Но пока Джульетта Ламарк увлеченно строила планы и уже полагала, что судьба-мерзавка у нее под контролем, та неожиданно нанесла ей удар.
Одним зимним утром в дверь постучал приехавший из Афин адвокат с кожаным портфелем, и шаткому миру между матерью и дочерью пришел конец.
Перед приходом адвоката
Эдит читала газету, когда ее мать вошла в столовую в летящем утреннем капоте перламутрового цвета.
Был один из тех редких дней, когда солнце не желало почтить своим присутствием небо над Борновой. Небо хмурилось и ворчало, ветер тоже был не в духе. Злобу свою он вымещал на деревьях, безжалостно трепля тонкие, еще голые ветки вишни и абрикоса под окнами.

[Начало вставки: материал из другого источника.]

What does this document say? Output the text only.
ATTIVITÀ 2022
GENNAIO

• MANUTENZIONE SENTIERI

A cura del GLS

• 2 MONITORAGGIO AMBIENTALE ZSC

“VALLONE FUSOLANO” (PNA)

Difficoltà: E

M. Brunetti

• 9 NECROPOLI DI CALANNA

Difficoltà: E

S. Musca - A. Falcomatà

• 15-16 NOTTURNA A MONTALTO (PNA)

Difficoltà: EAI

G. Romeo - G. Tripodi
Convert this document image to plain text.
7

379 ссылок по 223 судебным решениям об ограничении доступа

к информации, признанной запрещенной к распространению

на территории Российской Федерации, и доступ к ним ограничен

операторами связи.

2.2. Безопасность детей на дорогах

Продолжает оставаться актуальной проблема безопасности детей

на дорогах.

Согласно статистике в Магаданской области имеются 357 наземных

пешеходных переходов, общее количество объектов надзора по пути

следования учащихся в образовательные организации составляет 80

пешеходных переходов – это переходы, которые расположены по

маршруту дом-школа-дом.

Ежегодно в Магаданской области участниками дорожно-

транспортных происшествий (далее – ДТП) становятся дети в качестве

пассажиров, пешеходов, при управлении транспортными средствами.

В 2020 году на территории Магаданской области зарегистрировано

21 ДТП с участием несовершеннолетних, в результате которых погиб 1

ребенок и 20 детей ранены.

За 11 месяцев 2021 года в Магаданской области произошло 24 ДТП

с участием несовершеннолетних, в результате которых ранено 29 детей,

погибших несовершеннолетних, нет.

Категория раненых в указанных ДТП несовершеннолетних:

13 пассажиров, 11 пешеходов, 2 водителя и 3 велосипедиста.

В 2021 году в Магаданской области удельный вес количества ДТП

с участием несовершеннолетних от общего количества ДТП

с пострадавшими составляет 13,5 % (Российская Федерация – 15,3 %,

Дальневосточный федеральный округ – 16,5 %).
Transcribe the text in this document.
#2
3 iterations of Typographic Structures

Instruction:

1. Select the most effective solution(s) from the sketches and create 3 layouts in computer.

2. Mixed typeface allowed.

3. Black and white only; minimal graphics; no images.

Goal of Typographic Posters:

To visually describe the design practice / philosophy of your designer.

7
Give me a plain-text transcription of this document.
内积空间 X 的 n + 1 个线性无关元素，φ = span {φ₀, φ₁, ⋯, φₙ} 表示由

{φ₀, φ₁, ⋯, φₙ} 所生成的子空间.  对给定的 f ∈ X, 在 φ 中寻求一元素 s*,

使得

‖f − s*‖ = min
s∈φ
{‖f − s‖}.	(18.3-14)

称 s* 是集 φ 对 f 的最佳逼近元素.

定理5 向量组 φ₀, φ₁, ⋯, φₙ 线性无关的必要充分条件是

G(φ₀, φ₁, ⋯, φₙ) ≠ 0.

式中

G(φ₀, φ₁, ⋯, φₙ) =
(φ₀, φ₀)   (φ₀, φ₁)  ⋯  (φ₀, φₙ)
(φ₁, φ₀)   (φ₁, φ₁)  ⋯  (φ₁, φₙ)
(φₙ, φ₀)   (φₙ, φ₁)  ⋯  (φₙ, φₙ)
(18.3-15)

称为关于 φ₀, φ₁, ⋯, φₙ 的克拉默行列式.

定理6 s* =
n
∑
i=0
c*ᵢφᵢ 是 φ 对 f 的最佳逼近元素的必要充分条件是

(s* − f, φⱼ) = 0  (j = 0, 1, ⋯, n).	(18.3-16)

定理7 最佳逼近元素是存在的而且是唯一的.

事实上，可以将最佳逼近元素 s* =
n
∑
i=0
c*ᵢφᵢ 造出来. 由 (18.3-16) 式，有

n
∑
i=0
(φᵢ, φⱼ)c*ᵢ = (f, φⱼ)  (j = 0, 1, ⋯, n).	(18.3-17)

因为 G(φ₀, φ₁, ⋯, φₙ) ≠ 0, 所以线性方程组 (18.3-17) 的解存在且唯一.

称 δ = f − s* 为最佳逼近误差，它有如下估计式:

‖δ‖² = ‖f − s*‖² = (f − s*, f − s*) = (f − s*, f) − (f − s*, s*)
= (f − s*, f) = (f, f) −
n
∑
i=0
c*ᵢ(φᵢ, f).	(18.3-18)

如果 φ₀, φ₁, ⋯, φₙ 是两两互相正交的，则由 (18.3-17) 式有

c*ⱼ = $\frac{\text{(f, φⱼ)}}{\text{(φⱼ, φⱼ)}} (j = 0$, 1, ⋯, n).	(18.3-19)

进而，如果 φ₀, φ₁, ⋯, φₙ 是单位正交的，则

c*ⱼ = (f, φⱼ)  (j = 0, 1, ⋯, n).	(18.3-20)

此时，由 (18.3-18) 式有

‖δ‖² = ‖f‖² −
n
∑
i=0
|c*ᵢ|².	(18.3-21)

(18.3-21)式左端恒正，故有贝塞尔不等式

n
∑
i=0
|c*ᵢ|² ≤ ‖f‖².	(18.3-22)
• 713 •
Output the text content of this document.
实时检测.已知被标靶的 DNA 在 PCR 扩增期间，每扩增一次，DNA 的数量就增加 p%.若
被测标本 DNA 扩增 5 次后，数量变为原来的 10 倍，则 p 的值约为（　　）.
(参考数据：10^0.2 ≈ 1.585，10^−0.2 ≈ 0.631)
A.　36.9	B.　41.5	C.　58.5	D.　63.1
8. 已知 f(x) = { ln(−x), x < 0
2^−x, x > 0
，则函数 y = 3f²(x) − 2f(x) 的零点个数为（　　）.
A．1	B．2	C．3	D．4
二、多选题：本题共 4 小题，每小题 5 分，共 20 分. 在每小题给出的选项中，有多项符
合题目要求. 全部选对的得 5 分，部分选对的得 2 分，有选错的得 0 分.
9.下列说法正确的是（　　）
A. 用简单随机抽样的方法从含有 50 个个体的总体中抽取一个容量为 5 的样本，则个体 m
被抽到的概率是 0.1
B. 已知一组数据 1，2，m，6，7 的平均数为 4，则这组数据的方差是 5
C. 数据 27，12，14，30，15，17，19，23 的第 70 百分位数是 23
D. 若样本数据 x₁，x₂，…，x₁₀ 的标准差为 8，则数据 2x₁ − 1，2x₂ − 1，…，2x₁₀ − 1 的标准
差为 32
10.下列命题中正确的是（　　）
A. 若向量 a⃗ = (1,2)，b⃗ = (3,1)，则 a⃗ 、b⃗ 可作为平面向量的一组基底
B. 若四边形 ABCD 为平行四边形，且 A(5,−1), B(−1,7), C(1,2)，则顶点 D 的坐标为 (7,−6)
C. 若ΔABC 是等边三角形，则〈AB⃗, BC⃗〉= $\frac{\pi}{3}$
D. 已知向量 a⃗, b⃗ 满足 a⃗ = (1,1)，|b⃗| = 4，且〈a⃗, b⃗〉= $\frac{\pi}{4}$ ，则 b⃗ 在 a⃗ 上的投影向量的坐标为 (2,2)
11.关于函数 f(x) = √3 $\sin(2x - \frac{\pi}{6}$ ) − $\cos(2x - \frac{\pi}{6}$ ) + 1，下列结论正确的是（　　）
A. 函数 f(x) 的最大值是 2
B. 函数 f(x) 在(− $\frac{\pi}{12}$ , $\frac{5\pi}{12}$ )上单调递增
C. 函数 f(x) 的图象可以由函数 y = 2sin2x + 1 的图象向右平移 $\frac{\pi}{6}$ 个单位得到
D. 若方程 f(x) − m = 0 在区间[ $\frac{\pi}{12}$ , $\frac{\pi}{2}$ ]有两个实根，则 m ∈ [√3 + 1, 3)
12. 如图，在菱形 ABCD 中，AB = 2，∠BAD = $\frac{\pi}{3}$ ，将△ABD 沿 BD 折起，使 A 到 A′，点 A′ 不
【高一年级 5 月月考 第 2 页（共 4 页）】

На улице бушевала непогода, а в столовой пахло поджаренным хлебом и дровами. Управляющий Мустафа после утреннего намаза затопил печь, покрытую желтыми изразцами, кто-то из служанок завел граммофон и поставил пластинку: соната Мендельсона для скрипки и фортепиано. Джульетта распорядилась, чтобы к ее пробуждению в доме непременно звучала музыка: после смерти мужа тишина сделалась для нее невыносима. Она приказала купить по граммофону в каждую комнату на нижнем этаже и еще один в ее спальню.
Эдит оторвала взгляд от газеты, мельком взглянула на появившуюся в дверях мать и по своему обыкновению повернулась к написанному маслом портрету отца, висевшему на стене. Отец говорил, что интровертам бывает легче в зимнее время. Он объяснял это по-своему. Подобно тому как дерево сбрасывает листья и плоды, так и человек зимой остается один на один со своими мыслями. Ничто не отвлекает его от раздумий, и в душе наступает покой. Жаль, что в этом месте, где жизнь проходит у всех на виду, зимы такие короткие.
Эдит вспомнила, как долгими зимними вечерами ученицы католической школы в Париже собирались в библиотеке, обогреваемой огромным камином, и читали книги. Теперь эта школа – в прошлом. Ее одноклассницы прошлой весной выпустились. А она так и не доучилась.
Со вздохом она снова склонилась к газете.